Computing: Tim Berners-Lee, director of the World Wide Web Consortium. In 1989, Mr Berners-Lee proposed a scheme to enable electronic documents to link to other documents stored on other computers. This idea later grew into the world wide web
Telecoms: Paul Baran, co-founder, the Institute for the Future. In 1959, Dr Baran began to think about ways to make America’s communications infrastructure resistant to a nuclear attack. He proposed using a system called distributed adaptive message block switching, known today as packet switching.
Energy: Geoffrey Ballard, chairman, General Hydrogen. In the late 1970s, Dr Ballard began research into fuel cells as a means of addressing the problem of smog in large cities.

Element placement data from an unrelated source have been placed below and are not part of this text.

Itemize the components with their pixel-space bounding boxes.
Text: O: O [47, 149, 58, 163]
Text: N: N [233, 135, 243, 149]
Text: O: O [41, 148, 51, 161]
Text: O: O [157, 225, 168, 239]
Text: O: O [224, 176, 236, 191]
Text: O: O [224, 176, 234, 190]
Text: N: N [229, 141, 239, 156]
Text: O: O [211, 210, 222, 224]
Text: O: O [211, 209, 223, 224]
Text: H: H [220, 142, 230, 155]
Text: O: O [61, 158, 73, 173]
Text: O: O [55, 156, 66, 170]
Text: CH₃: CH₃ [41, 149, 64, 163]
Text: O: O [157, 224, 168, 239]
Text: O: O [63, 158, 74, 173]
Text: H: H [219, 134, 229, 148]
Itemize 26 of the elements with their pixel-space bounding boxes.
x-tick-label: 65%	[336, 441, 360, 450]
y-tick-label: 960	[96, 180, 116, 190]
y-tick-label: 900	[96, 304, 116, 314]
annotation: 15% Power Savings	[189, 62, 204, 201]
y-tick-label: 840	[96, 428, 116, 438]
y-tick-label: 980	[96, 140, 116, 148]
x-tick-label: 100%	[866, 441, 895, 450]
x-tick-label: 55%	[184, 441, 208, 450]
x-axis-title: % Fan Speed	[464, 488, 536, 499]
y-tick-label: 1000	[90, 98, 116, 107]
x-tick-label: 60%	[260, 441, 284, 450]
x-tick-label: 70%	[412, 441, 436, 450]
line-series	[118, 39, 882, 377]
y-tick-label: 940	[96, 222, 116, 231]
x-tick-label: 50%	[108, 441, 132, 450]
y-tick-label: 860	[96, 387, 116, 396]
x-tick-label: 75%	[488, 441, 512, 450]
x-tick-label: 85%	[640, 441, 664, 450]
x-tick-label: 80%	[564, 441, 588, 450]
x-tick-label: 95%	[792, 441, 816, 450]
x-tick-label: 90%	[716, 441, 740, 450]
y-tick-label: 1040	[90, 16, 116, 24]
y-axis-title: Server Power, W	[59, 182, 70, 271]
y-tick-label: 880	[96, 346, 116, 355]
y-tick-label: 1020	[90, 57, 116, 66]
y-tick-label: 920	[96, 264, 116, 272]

Fuel cells combine stored hydrogen with oxygen from the air to generate electricity, water vapour and no harmful emissions.
No Boundaries: Ronald Coase, professor emeritus of economics, University of Chicago Law School. In papers published in 1959 and 1960, Dr Coase asked why valuable radio spectrum was going to waste. He suggested that the problem was the lack of private property rights over spectrum, which prevented the formation of a market to allocate spectrum efficiently. The answer, he proposed, was to open the allocation of radio spectrum to market forces.